Bridget Whalan

Evidence Type: Newspaper Report
29 February 1840


FRIDAY.—Before the Chairman and S. A. DONALDSON, Esq. J. P.

BRIDGET WHALAN was indicted for stealing, at Sydney, on the 11th February instant, one decanter of the value of fifteen shillings, the property of RICHARD JONES, Esq., M.C. It appeared that the prisoner is wife of an old blind man who is indebted to the bounty of Mrs JONES for a small periodical charitable donation. On the day laid in the indictment, the prisoner went to Mr JONES’s residence at Woolloomoolloo, in order, it would appear, to receive the usual alms for her husband, when, the servants happening to be at dinner, she laid her larcenous fingers on a cut glass decanter, which the butler had been washing out for use, and laid to drain in front of the pantry door.
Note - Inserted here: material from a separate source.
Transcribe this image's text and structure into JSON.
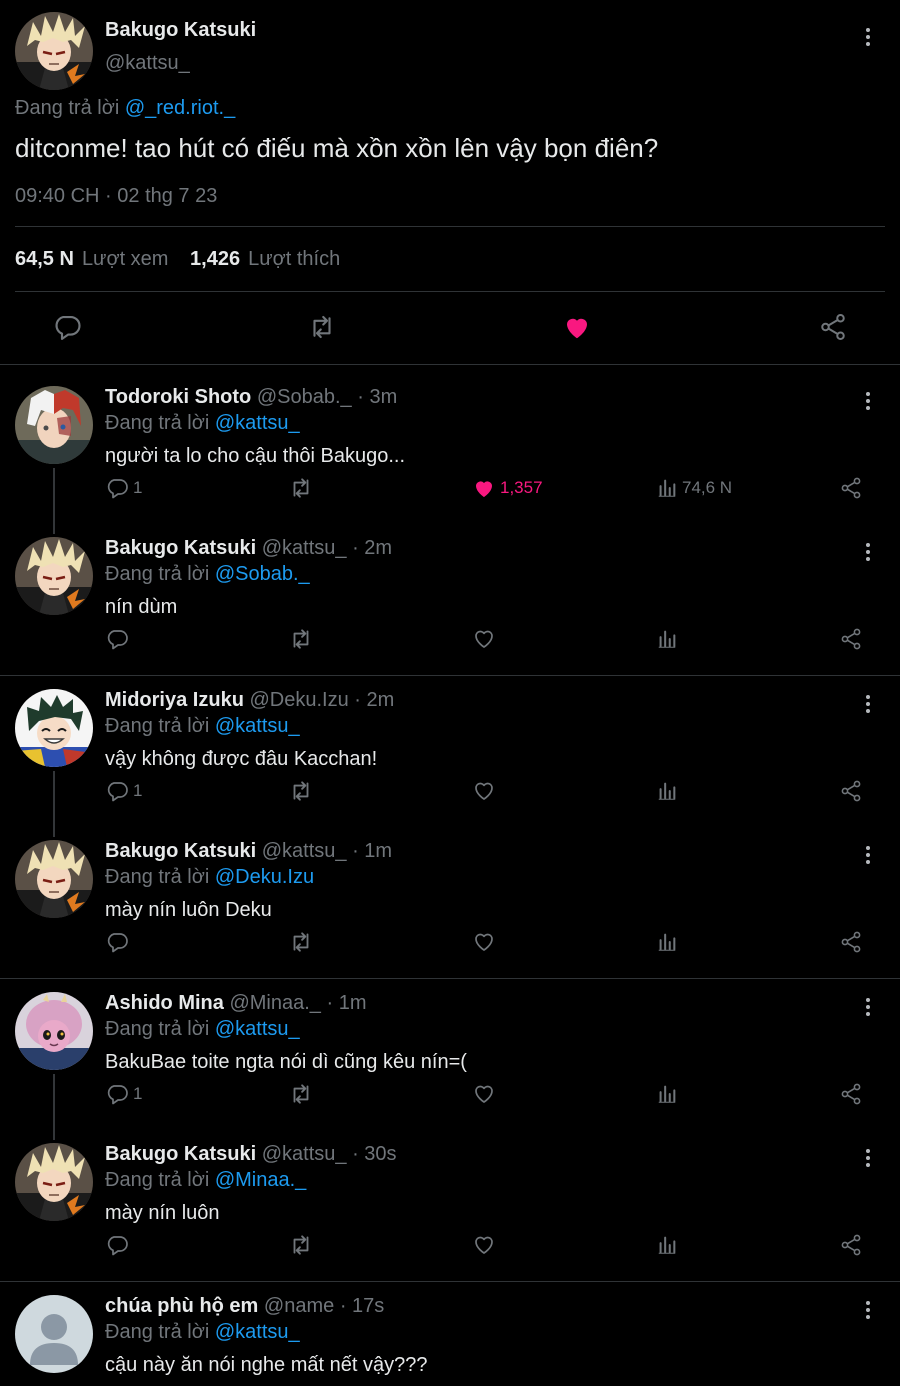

The prisoner was seen hastily proceeding down the avenue of the lawn in front of Mr JONES’s residence, by one of the domestics named ELIZABETH IRELAND, whose suspicions being aroused thereby, she called out to the prisoner to stop; the prisoner did so, and on the witness going up to her, she perceived the decanter lying beside the old woman, which decanter was identified by Mr JONES’s butler, as the one he had just laid before the pantry door to drain. The prisoner, in her defence, merely pleaded that she was drunk, and did not know what she was doing at the time she committed the theft. The Jury found the prisoner guilty, and the Chairman, after commenting in severe terms upon the ingratitude of the act in addition to its criminality, sentenced the prisoner to be worked in the third class of the factory for twelve calendar months, and every fourth week to be placed in solitary confinement.